Tiba-tiba pintu ruangan terbuka. Terlihat seorang masuk ke dalam ruangan.
Ilham tersenyum, “Dah, sampai Pakde..maaf jadi ngerepotin.”
“Udah gak masalah nak Ilham. Nak Ilham udah kayak anak bapak sendiri.”
“Ngih. Matur suhum, pakde.”
“Same-same. Sekarang nak Ilham boleh pulang? “
“Boleh pakde.”
“Kalo gitu, kita pulang sekarang aja ya, nak Ilham takutnya kalo kesorean, bisa macet di sini daerah rawan macet.”
“Betul tuh, Pakde.” Maryam asal nyambung aja. Jiwa sok akrab Maryam memang suka timbul tiba-tiba.
“Eh, neng-neng ini ..?” Pria berusia paru baya itu, baru menyadari kehadiran Zahra dan Maryam di sana.
“Mereka teman saya Pakde. Tadi mereka juga yang nolongin saya.”
“Oh, gitu toh. Wah, neng-neng udah cantik baik lagi,” puji orang yang di panggil pakde. Maryam tersenyum malu. Sedangkan Zahra langsung mengalihkan wajahnya, agar rona wajahnya tidak terlihat.
“Pakde, rumah mereka dekat pondok. Apa boleh, mereka pulang bareng kita? “
“Yo boleh dong, Nak Ilham.”
“Alhamdulillah.”
“Eh, kita mau di tebengin pulang ya, Kak? Wah alhamdulillah, bisa ngemat ongkos.”
Maryam sukses membuat Zahra malu. Sepertinya Zahra perlu meruqiah Maryam setelah pulang.
.
.
“Makasih ya, Kak Ilham dan pakde atas tumpangannya.”
“Iya, sama-sama neng Maryam. Nanti kapan-kapan mampir ke pondok, neng Zahra smaa neng Maryam.”
Zahra dan Maryam turun dari mobil.
“Insyallah pakde,” jawab Zahra. “Insyallah dalam waktu dekat pakde.”
“Wah, bagus tuh, Neng. Nanti pakde petikin buah rambutan panen kebun sendiri.”
“Mantul tuh pakde. Maryam jadi gak sabar.”
“Kalo begitu pakde sama nak Ilham pamit dulu ya.. Udah mau magrib bentar lagi.” Pakde tersenyum ramah.

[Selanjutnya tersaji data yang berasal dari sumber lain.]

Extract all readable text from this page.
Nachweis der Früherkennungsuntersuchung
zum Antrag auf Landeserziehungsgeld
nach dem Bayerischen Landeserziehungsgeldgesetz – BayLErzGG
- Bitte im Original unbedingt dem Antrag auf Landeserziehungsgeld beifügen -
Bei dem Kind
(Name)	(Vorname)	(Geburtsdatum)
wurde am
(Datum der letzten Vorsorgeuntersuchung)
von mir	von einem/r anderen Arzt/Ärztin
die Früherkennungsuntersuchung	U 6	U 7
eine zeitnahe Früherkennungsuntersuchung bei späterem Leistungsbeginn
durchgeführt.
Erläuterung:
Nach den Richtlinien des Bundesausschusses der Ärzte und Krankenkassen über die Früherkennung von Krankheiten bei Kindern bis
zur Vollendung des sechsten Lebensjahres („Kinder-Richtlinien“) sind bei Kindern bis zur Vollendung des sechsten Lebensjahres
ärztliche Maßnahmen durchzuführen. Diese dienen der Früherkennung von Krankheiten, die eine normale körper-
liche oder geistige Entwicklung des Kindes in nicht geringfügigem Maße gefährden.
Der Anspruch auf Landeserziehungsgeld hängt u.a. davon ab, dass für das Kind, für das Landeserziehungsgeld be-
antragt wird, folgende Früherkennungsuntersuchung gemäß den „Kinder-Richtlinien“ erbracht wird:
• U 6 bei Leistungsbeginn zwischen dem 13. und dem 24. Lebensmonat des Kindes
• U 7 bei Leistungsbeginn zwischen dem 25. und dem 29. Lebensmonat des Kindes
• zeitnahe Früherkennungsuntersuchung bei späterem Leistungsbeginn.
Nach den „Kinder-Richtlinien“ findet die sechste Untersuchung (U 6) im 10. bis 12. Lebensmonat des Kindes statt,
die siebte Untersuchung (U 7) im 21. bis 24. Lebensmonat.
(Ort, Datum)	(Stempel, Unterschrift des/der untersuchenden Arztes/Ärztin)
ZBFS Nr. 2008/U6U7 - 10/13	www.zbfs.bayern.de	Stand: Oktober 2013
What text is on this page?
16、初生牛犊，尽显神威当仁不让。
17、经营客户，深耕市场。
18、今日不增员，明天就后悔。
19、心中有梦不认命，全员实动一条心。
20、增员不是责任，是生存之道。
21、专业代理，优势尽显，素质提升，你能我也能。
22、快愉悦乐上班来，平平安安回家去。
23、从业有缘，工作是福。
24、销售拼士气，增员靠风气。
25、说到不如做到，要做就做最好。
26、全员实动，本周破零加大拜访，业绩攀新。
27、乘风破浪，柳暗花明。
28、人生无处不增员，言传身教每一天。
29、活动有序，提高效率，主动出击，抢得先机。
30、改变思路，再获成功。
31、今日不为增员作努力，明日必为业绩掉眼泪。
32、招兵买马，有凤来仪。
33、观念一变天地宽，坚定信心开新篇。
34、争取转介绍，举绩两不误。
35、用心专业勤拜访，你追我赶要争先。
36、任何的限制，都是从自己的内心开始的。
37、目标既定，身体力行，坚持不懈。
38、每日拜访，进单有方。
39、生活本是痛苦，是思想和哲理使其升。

“Terima kasih sekali lagi atas bantuannya. Saya sama pakde pulang ya, salam buat bulek, maaf, karena udah buat kalian jadi pulang lama. Assalamualaikum.”
“Waalaikumsalam.”
“Hati-hati Kak Ilham. See you next time, kak ganteng,” teriak Maryam heboh. Untung mobil sudah melaju jauh, kemungkinan suara toak Maryam tidak terdengar, atau paling terdengar samar-samar.
“Kok aku baru tahu ada cogan di sekolah...” gumam Maryam. “Kak udah tahu, Kak Ilham satu sekolah sama kita?”
“Baru tahu ahad kemarin.”
“Oualah.... tapi kak Ilham bukan murid baru kayak kak Stefani dan kak Kelvin kan? “
Zahra refleks membuang nafas keras mendengar nama Stefani di sebut. Ia teringat kecelakaan tadi dan juga Stefani di sana.
“Weee... Kenapa kak? Lp cemburu gue nyembut nama kak Kelvin dan kak Stefani barengan? Cemburu ya? Katanya gak suka sama kak Kelvin. Gimana sih Lo kak..”
“Lo.. Lo.. gak sopan,” ketus Zahra. Biasanya dia tidak marah jika sedang dalam kondisi bad mood seperti ini.
“Idihhh.... “
Maryam malah tertawa kencang, sukses menghilang semua mood yang tersisa. Zahra mendengus.
“Mulai sekarang jangan sebut nama dua jin itu. Ini peringatan..,” ketus Zahra sebelum berjalan cepat masuk ke dalam rumah, meninggal Maryam di teras. Bukannya mengejar Zahra, Maryam justru menyambung tawanya, yang terdengar bak backsound penggiring langkah Zahra.